El presidente de Donald Trump ha comenzado a utilizar a altos mandos militares como actores centrales en negociaciones diplomáticas clave, una estrategia que, según especialistas, rompe con la tradición diplomática de Estados Unidos y subraya el peso del poderío militar en la política exterior de su administración.
La nueva dinámica quedó en evidencia con la participación del Brad Cooper, jefe del Comando Central de Estados Unidos (CENTCOM), en las conversaciones indirectas entre Estados Unidos e Irán sobre el programa nuclear de Teherán, celebradas recientemente en Omán. El almirante acudió uniformado, un gesto interpretado como un mensaje de fuerza y disuasión hacia la República Islámica.
Militares en la primera línea diplomática
En paralelo, el secretario del Ejército estadounidense, Dan Driscoll, ha asumido un papel activo en los esfuerzos para destrabar las negociaciones entre Rusia y Ucrania, tras más de tres años de guerra.
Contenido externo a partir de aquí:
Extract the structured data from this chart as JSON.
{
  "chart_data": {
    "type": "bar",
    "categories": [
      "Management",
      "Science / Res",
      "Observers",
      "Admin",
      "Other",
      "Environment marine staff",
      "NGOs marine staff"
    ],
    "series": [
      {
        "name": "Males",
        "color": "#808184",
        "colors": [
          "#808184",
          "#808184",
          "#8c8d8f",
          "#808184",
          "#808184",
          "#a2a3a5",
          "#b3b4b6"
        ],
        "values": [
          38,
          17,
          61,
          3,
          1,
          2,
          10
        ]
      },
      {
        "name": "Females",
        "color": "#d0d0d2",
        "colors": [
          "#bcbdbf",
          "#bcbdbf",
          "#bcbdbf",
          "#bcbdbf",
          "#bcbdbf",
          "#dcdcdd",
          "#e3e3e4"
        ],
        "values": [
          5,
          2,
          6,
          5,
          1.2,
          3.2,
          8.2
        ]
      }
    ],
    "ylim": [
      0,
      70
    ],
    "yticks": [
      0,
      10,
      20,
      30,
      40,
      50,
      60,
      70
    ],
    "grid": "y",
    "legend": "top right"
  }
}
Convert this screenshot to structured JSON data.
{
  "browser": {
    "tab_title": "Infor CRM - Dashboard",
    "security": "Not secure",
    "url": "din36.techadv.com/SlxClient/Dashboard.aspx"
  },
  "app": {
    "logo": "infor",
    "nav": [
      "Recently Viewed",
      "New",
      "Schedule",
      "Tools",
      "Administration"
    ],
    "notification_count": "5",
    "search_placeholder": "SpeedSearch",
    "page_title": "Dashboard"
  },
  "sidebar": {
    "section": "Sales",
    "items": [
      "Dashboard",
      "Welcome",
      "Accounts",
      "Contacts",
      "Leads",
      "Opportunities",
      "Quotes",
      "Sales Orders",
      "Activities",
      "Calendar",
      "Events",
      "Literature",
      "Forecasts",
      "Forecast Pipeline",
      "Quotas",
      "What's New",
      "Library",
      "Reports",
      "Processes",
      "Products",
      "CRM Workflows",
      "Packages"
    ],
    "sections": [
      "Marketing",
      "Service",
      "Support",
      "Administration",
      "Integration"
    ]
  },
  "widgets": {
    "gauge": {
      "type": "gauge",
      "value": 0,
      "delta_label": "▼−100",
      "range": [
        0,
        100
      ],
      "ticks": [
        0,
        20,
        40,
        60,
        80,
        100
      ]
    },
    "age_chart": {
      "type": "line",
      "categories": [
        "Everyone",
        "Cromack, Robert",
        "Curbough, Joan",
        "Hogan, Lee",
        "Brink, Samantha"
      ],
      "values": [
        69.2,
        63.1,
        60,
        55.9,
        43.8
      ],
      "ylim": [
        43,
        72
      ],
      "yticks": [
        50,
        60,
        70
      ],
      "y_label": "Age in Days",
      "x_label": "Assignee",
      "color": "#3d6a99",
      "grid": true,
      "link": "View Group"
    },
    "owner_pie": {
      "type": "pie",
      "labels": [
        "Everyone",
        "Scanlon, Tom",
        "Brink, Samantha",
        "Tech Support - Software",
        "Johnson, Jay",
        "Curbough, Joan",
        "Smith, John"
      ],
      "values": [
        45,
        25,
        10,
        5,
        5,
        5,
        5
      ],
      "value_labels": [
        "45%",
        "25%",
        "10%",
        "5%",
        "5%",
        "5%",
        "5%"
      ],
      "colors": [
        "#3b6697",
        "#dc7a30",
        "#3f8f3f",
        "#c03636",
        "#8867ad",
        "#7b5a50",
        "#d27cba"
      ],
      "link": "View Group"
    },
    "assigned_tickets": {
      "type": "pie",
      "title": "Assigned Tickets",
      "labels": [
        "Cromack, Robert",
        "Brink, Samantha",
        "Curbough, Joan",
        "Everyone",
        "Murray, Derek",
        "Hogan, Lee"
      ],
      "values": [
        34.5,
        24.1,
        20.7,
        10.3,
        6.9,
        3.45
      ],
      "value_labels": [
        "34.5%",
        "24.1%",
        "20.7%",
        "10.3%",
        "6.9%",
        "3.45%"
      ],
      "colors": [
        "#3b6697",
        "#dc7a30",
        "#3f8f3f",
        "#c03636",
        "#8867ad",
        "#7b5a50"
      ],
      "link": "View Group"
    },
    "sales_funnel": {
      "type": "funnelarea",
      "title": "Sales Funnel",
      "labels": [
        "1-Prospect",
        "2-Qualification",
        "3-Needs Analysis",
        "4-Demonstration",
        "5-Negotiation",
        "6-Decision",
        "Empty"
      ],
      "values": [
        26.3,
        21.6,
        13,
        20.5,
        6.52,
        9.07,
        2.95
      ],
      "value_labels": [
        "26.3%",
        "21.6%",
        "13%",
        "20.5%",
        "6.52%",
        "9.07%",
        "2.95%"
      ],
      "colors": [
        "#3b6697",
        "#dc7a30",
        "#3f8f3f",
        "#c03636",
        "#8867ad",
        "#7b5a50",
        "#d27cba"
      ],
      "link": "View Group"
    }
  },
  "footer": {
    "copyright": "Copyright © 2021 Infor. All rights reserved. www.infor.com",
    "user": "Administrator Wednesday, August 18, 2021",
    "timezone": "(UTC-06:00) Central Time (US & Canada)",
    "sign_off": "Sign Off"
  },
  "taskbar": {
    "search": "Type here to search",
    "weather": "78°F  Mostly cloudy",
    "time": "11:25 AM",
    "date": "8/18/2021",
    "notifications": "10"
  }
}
De acuerdo con fuentes cercanas al proceso, Driscoll ha funcionado como un enlace directo con autoridades ucranianas, aprovechando su experiencia militar y su cercanía con el equipo de Trump.
Estas decisiones se suman al papel del enviado especial Steve Witkoff y del yerno presidencial Jared Kushner, quienes participan de forma paralela en distintos frentes diplomáticos, aunque sin especialización regional.
Críticas por desplazamiento de la diplomacia tradicional
Para analistas como Elisa Ewers, exfuncionaria de seguridad nacional en administraciones republicanas y demócratas, la presencia de militares en activo en funciones diplomáticas refleja una desconfianza hacia los diplomáticos de carrera y una dependencia excesiva del sector castrense.
“La diplomacia exitosa requiere tiempo y trabajo constante; no todo problema se resuelve con un martillo”, advirtió la académica del Center for a New American Security.
¿Mensaje político o ventaja técnica?
Otros expertos matizan la crítica. Eliot Cohen, exasesor del Departamento de Estado, recordó que durante la Guerra Fría los generales estadounidenses participaron en negociaciones de control de armas con la Unión Soviética. No obstante, reconoció que involucrar a un secretario civil del Ejército en negociaciones internacionales es menos común.
Desde la perspectiva de Michael O’Hanlon, de la Brookings Institution, la presencia de Cooper en Omán parece diseñada para intimidar y enviar una señal de determinación, más que para fortalecer técnicamente la mesa de diálogo.
En contraste, Michael Singh, del Washington Institute for Near East Policy, consideró que el almirante aporta conocimiento especializado sobre capacidades militares y nucleares de Irán, algo clave en negociaciones altamente técnicas.
Un giro con implicaciones globales
La Casa Blanca no ha explicado oficialmente por qué Trump optó por esta estrategia. Sin embargo, el uso de figuras militares en negociaciones sensibles marca un cambio profundo en la forma en que Estados Unidos proyecta su poder, combinando diplomacia y fuerza como herramientas simultáneas.
Para algunos, se trata de pragmatismo presidencial; para otros, de un riesgo que puede militarizar la política exterior y debilitar los canales diplomáticos tradicionales.